George Simpson, the Bay Company’s governor of the Northern Department of Rupert Land, which included the Columbia drainage, personally selected the site of Fort Colville and negotiated with local Indians to locate it there. While he found Fort Spokane “delightfully situated,” he was a penny-pincher and decided that the Colville location, adjacent to the Columbia, would reduce the expense of delivering furs and goods and had better potential for farming.
In this, Simpson followed the advice of Alexander Kennedy, his chief Factor at Fort Spokane, who wrote in his annual report for 1822 that the fort was difficult to supply and that that Indians “monopolized” the salmon fishing.
Simpson, visited Spokane House on October 28, 1824, and later ordered it moved to the Kettle Falls site. Simpson named the new fort after Andrew Colville, a Bay Company director. The move was completed in the spring of 1826.

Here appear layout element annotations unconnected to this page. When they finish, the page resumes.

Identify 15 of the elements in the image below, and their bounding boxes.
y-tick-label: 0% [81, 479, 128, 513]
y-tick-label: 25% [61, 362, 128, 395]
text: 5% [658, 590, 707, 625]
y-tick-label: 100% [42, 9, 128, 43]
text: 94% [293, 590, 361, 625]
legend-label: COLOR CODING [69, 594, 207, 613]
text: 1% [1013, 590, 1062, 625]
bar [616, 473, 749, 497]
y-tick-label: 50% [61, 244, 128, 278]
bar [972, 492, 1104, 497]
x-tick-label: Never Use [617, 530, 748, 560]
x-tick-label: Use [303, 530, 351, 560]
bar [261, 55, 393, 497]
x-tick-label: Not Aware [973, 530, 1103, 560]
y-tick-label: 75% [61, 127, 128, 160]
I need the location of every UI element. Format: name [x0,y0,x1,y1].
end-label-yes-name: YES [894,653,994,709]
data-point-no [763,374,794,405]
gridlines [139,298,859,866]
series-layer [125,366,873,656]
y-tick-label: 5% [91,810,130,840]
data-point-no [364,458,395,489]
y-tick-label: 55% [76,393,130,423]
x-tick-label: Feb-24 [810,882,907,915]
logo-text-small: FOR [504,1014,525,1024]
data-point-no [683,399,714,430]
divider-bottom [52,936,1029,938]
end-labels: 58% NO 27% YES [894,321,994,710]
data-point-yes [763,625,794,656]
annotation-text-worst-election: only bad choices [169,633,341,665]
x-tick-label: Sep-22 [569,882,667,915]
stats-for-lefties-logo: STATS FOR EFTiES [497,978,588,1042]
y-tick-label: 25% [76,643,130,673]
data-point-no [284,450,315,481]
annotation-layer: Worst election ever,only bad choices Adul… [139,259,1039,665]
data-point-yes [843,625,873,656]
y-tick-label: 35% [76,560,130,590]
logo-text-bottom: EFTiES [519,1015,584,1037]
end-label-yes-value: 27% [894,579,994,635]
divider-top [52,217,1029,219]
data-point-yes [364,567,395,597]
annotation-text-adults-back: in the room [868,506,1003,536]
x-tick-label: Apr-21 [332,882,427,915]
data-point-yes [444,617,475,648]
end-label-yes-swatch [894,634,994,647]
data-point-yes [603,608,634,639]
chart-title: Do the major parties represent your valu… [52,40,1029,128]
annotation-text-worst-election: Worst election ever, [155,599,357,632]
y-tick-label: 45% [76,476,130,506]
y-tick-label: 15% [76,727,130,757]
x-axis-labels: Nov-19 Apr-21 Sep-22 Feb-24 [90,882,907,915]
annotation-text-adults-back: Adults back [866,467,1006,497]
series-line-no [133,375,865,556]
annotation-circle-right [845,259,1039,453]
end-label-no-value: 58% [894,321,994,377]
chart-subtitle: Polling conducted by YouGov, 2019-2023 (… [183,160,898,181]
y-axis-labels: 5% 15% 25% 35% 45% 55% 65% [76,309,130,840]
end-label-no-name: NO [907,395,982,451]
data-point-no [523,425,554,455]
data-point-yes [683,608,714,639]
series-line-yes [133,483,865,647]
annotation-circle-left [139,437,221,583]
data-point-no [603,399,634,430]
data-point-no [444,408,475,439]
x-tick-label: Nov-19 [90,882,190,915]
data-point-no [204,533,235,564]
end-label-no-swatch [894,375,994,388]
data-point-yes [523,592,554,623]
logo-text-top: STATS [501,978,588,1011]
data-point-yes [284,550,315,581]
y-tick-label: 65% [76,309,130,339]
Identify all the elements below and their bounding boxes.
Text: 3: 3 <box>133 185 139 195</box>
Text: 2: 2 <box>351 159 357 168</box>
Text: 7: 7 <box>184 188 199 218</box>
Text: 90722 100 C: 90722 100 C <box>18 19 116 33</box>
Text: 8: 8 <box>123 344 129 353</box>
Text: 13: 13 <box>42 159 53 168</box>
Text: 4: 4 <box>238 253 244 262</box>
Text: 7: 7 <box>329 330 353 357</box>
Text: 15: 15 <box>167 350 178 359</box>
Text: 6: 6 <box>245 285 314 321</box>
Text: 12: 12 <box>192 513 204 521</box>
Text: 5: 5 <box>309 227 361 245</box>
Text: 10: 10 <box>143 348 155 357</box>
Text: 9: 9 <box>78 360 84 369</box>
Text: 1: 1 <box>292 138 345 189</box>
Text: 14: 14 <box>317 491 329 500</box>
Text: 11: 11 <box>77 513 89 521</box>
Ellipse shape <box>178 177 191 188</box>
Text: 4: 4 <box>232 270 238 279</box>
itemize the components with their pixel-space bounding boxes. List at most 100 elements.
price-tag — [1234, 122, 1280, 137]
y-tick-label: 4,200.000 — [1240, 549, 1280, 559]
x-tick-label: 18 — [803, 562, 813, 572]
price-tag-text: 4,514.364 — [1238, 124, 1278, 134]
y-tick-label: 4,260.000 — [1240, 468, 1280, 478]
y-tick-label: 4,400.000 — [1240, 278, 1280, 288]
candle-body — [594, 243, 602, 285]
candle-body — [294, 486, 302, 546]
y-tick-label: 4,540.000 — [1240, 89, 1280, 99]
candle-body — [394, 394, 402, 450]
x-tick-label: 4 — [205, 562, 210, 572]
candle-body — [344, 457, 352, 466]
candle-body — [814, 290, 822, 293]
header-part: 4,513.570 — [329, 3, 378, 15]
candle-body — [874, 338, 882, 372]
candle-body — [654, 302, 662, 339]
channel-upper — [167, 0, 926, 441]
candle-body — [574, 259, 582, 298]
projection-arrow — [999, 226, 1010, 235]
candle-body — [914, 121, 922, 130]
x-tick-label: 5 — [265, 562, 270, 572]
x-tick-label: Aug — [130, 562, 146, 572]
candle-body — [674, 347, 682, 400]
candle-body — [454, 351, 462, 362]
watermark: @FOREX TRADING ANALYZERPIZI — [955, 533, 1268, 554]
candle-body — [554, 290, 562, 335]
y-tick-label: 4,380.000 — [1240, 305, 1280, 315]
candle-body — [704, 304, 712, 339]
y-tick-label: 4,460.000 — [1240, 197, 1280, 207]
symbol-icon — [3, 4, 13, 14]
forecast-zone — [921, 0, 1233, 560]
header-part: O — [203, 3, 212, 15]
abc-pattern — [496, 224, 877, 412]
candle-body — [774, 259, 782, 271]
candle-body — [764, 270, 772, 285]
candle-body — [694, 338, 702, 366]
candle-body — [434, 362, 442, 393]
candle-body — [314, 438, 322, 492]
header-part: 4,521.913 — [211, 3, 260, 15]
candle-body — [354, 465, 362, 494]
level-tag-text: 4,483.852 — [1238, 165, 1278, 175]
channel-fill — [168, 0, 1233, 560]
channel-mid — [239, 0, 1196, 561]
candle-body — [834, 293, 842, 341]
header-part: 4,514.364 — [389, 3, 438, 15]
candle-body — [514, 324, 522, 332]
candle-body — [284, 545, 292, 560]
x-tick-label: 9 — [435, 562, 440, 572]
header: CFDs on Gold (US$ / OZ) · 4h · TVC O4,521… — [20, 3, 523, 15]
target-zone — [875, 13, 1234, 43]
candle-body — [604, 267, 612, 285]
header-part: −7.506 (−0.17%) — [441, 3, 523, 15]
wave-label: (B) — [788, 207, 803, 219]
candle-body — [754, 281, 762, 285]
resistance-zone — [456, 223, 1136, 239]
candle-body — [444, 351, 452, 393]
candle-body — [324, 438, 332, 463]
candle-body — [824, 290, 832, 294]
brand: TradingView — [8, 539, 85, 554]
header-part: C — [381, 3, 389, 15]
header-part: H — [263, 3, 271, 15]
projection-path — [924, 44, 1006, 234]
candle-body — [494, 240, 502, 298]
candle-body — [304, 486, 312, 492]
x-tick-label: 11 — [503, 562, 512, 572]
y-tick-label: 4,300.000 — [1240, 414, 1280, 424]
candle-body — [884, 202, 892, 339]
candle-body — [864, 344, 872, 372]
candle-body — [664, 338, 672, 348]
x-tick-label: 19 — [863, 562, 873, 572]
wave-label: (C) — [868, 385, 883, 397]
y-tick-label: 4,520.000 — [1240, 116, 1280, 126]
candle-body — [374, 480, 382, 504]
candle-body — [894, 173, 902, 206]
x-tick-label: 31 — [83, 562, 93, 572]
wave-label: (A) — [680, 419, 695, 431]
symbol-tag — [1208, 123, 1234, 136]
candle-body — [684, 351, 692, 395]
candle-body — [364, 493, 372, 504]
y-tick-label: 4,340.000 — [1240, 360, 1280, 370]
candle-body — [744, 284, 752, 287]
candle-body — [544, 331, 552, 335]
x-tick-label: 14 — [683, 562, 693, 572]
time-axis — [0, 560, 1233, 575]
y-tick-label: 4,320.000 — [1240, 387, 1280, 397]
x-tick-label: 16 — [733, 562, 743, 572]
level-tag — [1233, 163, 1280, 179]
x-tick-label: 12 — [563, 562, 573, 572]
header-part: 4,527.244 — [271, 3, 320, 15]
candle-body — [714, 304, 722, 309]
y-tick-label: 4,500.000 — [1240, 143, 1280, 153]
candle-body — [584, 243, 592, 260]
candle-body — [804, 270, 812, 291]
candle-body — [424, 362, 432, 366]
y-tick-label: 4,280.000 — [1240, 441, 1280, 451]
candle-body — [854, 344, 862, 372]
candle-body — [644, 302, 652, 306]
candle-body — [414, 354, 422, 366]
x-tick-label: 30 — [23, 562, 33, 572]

Fort Colville quickly grew in importance in the Bay Company’s operations. The farm was particularly successful, as Simpson hoped it would be. Wheat initially did poorly, but later thrived, as did vegetables and livestock. By 1828 Fort Colville supplied all of the interior Columbia River Basin posts of the Bay Company, allowing Simpson to reduce the number of men employed in transporting goods from Fort George, at Astoria or Fort Vancouver to the interior. Between 1826 and 1830 more than 15,000 beaver pelts were processed through the forest, but their numbers steadily declined — in part due to the company’s decision to trap as many as possible to discourage competition from Americans. Resolution of the international border in 1846 — Fort Colville now was in America — and the steady decline of the fur trade, coupled with the unrest of the Indian wars in the 1850s, the company gradually shifted its operations north into Canada. The United States Army established its own Fort Colville in 1859 about 14 miles south of the Bay Company’s post, initially to provide escorts to parties that were surveying the international boundary.